The final walk-through was quite a personnel management challenge. One of the senior engineers (a genius who also wrote our kernel and compiler) lobbied for inspecting the whole executable because he didn’t want to rely on the correctness of the compiler — but that would have taken six months. So we compromised by walking through only the assembly code for the critical modules, like the tachycardia detector and the interrupt handlers.

I mentioned that the kernel and compiler were home-grown. So this meant that the company controlled literally every single bit of code running in its defibs. And I reiterate we had several individuals who knew the source code end to end.

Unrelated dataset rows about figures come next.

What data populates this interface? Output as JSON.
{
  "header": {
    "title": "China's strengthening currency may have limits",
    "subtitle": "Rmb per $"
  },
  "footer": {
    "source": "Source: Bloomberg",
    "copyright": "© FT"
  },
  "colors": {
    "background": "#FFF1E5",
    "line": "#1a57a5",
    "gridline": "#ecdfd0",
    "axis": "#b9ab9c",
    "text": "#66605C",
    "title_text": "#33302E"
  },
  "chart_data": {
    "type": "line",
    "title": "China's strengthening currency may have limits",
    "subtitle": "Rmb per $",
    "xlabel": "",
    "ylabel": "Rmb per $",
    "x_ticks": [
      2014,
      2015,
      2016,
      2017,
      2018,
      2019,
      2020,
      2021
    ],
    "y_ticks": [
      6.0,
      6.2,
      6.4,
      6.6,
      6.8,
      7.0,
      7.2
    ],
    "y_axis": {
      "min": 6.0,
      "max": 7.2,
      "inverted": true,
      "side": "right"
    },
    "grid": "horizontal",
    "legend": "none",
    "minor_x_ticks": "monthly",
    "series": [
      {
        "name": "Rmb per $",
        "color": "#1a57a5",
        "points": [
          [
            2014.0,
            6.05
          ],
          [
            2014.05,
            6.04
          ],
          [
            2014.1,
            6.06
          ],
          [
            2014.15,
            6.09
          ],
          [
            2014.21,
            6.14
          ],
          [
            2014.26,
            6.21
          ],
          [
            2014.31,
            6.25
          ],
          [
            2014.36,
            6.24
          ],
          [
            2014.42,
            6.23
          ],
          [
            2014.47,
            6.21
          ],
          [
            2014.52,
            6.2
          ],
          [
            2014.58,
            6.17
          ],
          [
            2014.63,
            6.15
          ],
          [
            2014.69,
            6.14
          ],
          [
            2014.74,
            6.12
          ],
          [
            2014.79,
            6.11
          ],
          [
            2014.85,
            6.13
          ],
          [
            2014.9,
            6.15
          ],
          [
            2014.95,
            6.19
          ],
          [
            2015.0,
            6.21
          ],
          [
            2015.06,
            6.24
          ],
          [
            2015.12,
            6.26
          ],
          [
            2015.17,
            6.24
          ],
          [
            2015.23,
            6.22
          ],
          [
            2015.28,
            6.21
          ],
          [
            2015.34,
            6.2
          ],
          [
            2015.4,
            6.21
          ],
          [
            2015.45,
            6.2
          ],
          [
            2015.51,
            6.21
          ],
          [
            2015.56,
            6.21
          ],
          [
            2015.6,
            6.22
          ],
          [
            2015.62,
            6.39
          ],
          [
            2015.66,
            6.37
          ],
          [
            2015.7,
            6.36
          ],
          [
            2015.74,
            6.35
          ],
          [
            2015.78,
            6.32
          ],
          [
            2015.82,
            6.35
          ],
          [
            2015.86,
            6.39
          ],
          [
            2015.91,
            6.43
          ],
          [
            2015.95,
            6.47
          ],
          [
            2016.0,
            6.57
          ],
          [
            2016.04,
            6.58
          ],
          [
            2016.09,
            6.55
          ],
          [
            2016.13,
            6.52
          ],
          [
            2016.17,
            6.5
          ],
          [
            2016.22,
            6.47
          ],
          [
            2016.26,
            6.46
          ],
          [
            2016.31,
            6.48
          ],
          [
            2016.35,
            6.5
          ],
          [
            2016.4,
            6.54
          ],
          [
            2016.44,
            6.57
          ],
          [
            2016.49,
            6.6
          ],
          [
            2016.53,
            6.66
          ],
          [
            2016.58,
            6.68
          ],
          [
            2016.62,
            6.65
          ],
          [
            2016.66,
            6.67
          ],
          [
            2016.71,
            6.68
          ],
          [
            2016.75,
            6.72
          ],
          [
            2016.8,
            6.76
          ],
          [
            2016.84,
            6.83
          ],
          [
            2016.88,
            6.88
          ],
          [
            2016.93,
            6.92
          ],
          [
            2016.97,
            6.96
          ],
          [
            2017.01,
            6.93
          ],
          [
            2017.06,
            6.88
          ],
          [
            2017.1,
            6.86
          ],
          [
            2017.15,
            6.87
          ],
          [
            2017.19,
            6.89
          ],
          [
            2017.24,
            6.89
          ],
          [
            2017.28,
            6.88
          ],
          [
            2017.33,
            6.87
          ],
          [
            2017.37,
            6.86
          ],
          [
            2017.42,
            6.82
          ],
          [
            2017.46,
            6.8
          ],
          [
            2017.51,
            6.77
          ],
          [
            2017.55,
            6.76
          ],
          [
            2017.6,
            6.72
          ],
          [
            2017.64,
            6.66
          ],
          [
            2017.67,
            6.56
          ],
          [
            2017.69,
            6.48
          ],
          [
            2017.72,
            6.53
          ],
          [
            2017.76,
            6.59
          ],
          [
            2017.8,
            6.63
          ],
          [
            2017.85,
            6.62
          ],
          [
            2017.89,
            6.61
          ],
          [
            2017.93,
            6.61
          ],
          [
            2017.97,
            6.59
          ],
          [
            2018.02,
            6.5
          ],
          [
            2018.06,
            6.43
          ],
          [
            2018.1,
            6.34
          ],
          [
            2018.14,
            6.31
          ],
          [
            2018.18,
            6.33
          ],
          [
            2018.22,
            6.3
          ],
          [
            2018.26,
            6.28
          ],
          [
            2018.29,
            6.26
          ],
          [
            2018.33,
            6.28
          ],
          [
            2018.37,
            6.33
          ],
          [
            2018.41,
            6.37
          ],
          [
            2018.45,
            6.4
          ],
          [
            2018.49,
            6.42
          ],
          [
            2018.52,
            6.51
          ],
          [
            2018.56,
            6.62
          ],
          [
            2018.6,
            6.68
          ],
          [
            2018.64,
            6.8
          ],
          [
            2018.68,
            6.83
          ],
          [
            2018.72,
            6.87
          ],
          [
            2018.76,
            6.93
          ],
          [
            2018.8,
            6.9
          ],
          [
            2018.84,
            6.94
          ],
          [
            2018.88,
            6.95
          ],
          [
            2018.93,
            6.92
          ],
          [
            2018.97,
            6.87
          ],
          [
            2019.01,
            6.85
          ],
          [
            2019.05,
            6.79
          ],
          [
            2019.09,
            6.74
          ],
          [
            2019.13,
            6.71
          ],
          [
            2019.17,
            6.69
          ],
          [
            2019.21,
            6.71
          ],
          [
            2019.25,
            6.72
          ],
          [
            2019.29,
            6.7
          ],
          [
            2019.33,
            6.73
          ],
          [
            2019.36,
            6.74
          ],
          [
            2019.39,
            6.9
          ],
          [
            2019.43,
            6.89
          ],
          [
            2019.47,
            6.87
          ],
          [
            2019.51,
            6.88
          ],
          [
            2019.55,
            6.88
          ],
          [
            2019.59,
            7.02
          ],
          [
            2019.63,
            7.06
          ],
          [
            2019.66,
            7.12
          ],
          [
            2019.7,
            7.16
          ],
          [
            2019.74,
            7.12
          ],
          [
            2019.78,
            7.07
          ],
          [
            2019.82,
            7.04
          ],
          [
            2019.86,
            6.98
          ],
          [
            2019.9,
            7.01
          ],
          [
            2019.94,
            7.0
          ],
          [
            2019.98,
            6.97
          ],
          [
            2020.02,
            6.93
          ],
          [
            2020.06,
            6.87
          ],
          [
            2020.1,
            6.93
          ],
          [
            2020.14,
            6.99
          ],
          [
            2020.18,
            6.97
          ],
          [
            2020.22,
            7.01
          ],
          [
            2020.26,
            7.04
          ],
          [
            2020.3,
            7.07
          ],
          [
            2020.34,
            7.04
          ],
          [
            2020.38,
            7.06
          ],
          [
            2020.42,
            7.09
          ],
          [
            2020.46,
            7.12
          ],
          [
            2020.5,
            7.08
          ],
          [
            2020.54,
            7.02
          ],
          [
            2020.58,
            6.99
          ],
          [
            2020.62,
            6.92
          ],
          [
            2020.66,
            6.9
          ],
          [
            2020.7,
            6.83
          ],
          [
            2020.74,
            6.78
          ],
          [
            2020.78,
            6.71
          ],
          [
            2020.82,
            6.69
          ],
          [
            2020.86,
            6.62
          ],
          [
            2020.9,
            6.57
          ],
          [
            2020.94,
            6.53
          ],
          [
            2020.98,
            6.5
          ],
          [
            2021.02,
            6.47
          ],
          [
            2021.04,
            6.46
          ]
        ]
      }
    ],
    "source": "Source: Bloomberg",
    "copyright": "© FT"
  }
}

By the way, these days I will come across developers in the smartcard industry who find it hard working on applets that are 5 or 10 kilobytes small. Compare say a digital signing applet with an ICD, with its cardiac monitoring algorithms, treatment algorithms, telemetry controller, data logging and operating system all squeezed into 32KB.

Reliability

We amassed several thousand implant-years of experience with the 4210 before it was superseded. After release, we found two or three minor bugs, which we fixed with software upgrades. None would have caused a misfire, neither false positive or false negative.

Yes, for the upgrade we could write into the RAM over a proprietary telemetry protocol. In fact the main reason for the one major software upgrade in the field was to add error correction because after hundreds of device-years we noticed higher than expected bit flips from natural background radiation. That’s a helluva story in itself. It was observed that had the code been in ROM, we couldn’t have changed it but we wouldn’t have had to change it for bit flips either.

Morals of the story

Anyway, some of the morals of the story so far:

  • Software then was cool and topical, and the whole company knew how to talk about it. The real experts — the dozen or so people in Sydney directly involved in the development — were all well known worldwide by the executives, the sales reps, the field clinical engineers, and regulatory affairs. And we got lots of questions (in contrast to Karen Sandler’s experience where all the caridologists and company people said nobody ever asked about the code).

  • Everything about the software was controlled by the company: the operating system, the chip platform, the compiler, the telemetry protocol.
  • We had a team of people that knew the code like the backs of their hands. Better in fact. It was reliable and, in hindsight, impregnable. Not that we worried about malware back in 1987-1990.
  • Where has software development gone?

    So the sorts of issues that Karen Sandler is raising now, over two decades on, are astonishing to me on so many levels.

    • Why would anyone decide to write life support software on someone else’s platform?

  • Why would they use wifi or Bluetooth for telemetry?
  • And if the medical device companies cut corners in software development, one wonders what the defense industry is doing with their drone flight controllers and other “smart” weaponry with its countless millions of lines of opaque software.